Location and description

The wall that has been preserved is 160 meters long and, after a kink, 50 meters long. Part of the semi-oval rampart has probably been leveled in the area of ​​a pasture paddock. The wall is partly double and has an inner trench. Partly it is a wall with an inner and an outer trench. From the bottom of the trench to the crest of the wall, the wall is still around one meter high. At the north-eastern Wallende a 400 meter long wall with a ditch stretches up the Feldberg.

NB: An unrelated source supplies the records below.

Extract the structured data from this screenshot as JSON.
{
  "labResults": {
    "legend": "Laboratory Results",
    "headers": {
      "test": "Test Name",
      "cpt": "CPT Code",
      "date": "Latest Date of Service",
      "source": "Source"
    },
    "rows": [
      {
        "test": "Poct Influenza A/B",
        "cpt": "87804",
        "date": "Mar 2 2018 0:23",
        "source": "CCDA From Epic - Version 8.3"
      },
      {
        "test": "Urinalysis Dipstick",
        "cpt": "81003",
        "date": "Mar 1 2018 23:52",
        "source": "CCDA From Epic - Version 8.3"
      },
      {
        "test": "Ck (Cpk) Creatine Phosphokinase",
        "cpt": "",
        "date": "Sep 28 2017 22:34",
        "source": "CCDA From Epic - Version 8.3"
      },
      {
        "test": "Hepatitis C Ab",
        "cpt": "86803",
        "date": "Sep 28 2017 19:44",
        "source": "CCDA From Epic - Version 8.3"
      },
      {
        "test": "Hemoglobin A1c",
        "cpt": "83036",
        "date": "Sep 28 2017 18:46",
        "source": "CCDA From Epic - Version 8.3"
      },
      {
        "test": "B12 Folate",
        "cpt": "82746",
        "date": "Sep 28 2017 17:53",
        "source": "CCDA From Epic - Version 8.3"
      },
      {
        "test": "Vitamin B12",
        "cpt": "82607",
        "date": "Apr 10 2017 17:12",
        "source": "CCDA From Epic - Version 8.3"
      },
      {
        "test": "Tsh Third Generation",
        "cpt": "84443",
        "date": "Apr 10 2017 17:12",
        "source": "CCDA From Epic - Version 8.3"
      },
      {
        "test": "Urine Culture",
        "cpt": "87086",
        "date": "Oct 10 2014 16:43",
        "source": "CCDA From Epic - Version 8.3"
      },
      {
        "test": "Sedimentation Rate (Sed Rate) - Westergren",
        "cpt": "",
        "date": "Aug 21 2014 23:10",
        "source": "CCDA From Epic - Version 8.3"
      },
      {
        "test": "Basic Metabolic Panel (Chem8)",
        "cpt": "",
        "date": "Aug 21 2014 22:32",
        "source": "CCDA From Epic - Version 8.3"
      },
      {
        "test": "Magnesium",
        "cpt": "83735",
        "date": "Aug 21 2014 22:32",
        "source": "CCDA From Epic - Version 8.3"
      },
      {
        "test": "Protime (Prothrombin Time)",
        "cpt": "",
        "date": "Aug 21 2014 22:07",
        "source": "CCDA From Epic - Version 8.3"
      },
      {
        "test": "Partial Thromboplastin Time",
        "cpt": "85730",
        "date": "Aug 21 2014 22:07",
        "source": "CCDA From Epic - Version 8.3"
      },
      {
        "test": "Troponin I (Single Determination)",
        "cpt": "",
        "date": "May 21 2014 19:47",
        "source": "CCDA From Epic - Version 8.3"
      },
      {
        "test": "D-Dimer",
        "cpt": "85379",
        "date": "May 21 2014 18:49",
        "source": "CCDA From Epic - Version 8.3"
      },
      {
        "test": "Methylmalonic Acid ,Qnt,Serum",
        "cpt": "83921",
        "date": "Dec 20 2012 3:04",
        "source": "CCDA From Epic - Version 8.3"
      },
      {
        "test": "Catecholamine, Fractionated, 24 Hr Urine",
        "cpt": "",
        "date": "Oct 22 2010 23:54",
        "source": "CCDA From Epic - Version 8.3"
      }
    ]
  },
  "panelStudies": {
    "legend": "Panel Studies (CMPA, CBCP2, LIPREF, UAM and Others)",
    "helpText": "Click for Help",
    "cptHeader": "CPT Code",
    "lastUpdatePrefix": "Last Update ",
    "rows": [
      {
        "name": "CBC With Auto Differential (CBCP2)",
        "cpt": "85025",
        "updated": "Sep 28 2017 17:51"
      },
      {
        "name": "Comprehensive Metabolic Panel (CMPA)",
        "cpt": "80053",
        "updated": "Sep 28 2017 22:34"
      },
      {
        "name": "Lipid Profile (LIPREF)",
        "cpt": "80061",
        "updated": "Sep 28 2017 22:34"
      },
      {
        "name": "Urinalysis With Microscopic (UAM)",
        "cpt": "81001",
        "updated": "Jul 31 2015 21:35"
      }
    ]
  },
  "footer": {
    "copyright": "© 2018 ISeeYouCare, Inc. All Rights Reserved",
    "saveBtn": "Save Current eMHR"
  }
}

In 1937 the Alfeld local researcher Wilhelm Barner carried out excavations . According to his investigations, the complex consisted of a rampart with a palisade , a small ditch, a main wall, a pointed ditch and an inner wall with a palisade. Masonry was not used. Traces of settlement were not found. A ceramic remnant can be dated between 700 and 900. A ceramic fragment of a spherical pot dated to the 11th century. A historical tradition of the ramparts is not yet known.

The excavator Barner saw the complex as a refuge . More recently, other possible purposes have been mentioned, such as an external fortification of the Hohen Schanze , a defense system for the Hornsen Vorwerk of Winzenburg Castle or the fortification of the Rimmerode desert .

Fortifications nearby

literature

  • Margret Zimmermann, Hans Kensche: Castles and palaces in Hildesheimer Land . Hildesheim, 2001, pp. 184-185.